MAL:
>Firstly, restart it if it's a daemon. If it's a library, I'd again do
>a qpkg -I -q <library>, to find any services which use that library,
and
>restart them. You can also use ldd to see whether a binary, (or
>library), is linked to openssl, and make sure it's re-invoked to use
>the new library.
Well, yes, but that's the problem, too. This case is a bit thorny that
way. Restarting apache (version 1.3.28) didn't make apache use the
newly compiled openssl-0.9.6k. Recompiling mod_ssl did the trick,
though. Running 'qpkg -I -q openssl' gives a list of programs that use
openssl. Ok, I got that. But which of those merely have to be
restarted, and which need to be recompiled?
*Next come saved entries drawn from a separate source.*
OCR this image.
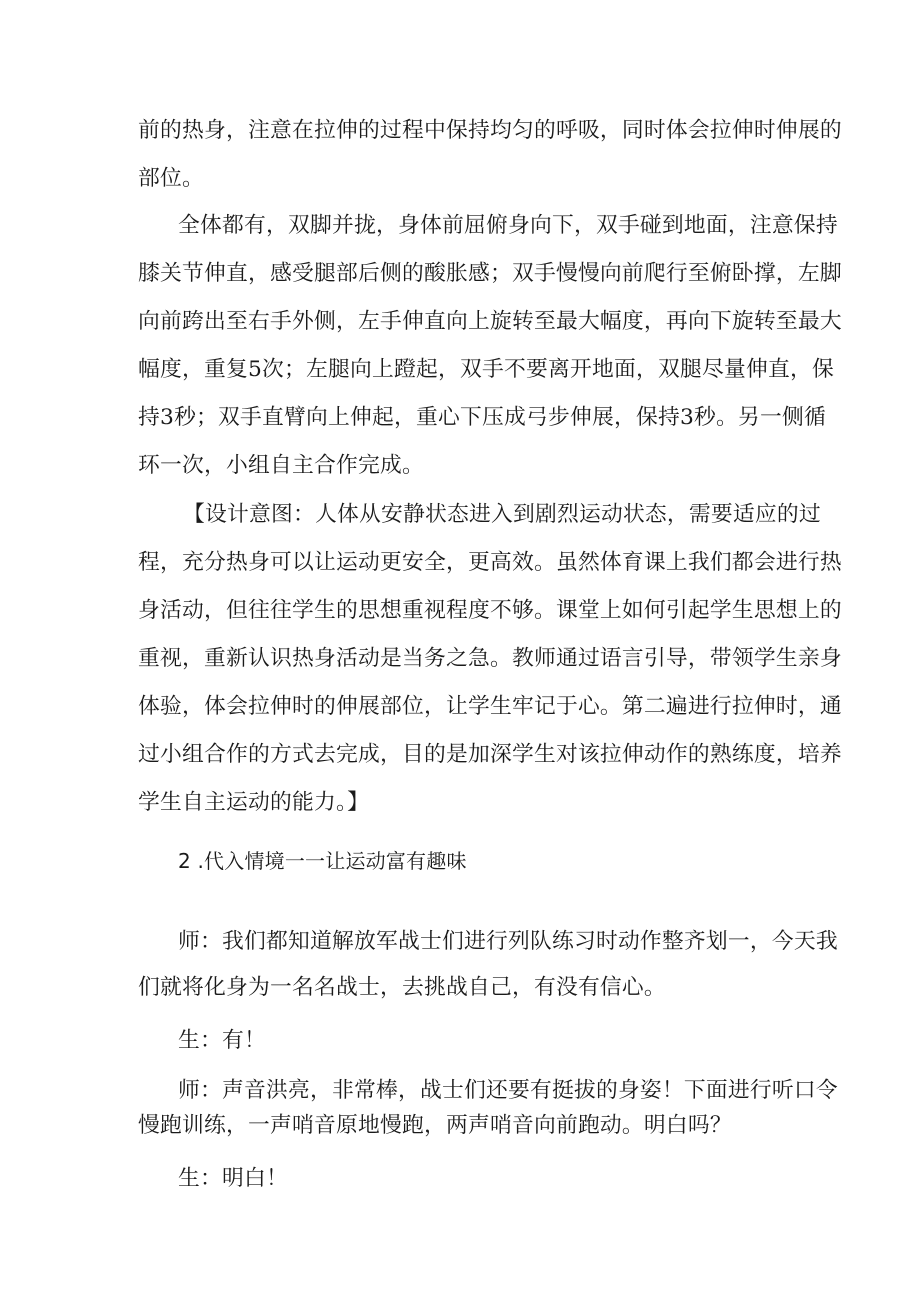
前的热身，注意在拉伸的过程中保持均匀的呼吸，同时体会拉伸时伸展的
部位。
全体都有，双脚并拢，身体前屈俯身向下，双手碰到地面，注意保持
膝关节伸直，感受腿部后侧的酸胀感；双手慢慢向前爬行至俯卧撑，左脚
向前跨出至右手外侧，左手伸直向上旋转至最大幅度，再向下旋转至最大
幅度，重复5次；左腿向上蹬起，双手不要离开地面，双腿尽量伸直，保
持3秒；双手直臂向上伸起，重心下压成弓步伸展，保持3秒。另一侧循
环一次，小组自主合作完成。
【设计意图：人体从安静状态进入到剧烈运动状态，需要适应的过
程，充分热身可以让运动更安全，更高效。虽然体育课上我们都会进行热
身活动，但往往学生的思想重视程度不够。课堂上如何引起学生思想上的
重视，重新认识热身活动是当务之急。教师通过语言引导，带领学生亲身
体验，体会拉伸时的伸展部位，让学生牢记于心。第二遍进行拉伸时，通
过小组合作的方式去完成，目的是加深学生对该拉伸动作的熟练度，培养
学生自主运动的能力。】
2 .代入情境一一让运动富有趣味
师：我们都知道解放军战士们进行列队练习时动作整齐划一，今天我
们就将化身为一名名战士，去挑战自己，有没有信心。
生：有！
师：声音洪亮，非常棒，战士们还要有挺拔的身姿！下面进行听口令
慢跑训练，一声哨音原地慢跑，两声哨音向前跑动。明白吗？
生：明白！
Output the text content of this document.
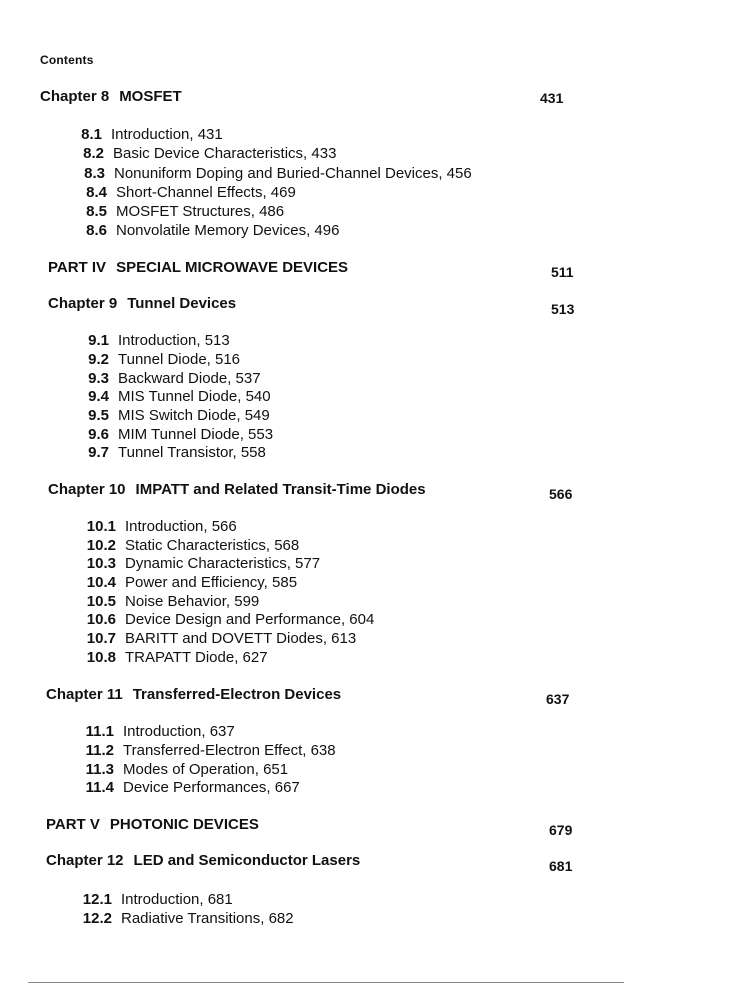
Contents
Chapter 8 MOSFET	431
8.1 Introduction, 431
8.2 Basic Device Characteristics, 433
8.3 Nonuniform Doping and Buried-Channel Devices, 456
8.4 Short-Channel Effects, 469
8.5 MOSFET Structures, 486
8.6 Nonvolatile Memory Devices, 496
PART IV SPECIAL MICROWAVE DEVICES	511
Chapter 9 Tunnel Devices	513
9.1 Introduction, 513
9.2 Tunnel Diode, 516
9.3 Backward Diode, 537
9.4 MIS Tunnel Diode, 540
9.5 MIS Switch Diode, 549
9.6 MIM Tunnel Diode, 553
9.7 Tunnel Transistor, 558
Chapter 10 IMPATT and Related Transit-Time Diodes	566
10.1 Introduction, 566
10.2 Static Characteristics, 568
10.3 Dynamic Characteristics, 577
10.4 Power and Efficiency, 585
10.5 Noise Behavior, 599
10.6 Device Design and Performance, 604
10.7 BARITT and DOVETT Diodes, 613
10.8 TRAPATT Diode, 627
Chapter 11 Transferred-Electron Devices	637
11.1 Introduction, 637
11.2 Transferred-Electron Effect, 638
11.3 Modes of Operation, 651
11.4 Device Performances, 667
PART V PHOTONIC DEVICES	679
Chapter 12 LED and Semiconductor Lasers	681
12.1 Introduction, 681
12.2 Radiative Transitions, 682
Running ldd on wget, for example, reveals:
libssl.so.0.9.6 => /usr/lib/libssl.so.0.9.6 (0x40018000)
libcrypto.so.0.9.6 => /usr/lib/libcrypto.so.0.9.6 (0x40048000)
libdl.so.2 => /lib/libdl.so.2 (0x4011c000)
libc.so.6 => /lib/libc.so.6 (0x4011f000)
/lib/ld-linux.so.2 => /lib/ld-linux.so.2 (0x40000000)
I'm not sure if this really helps, though.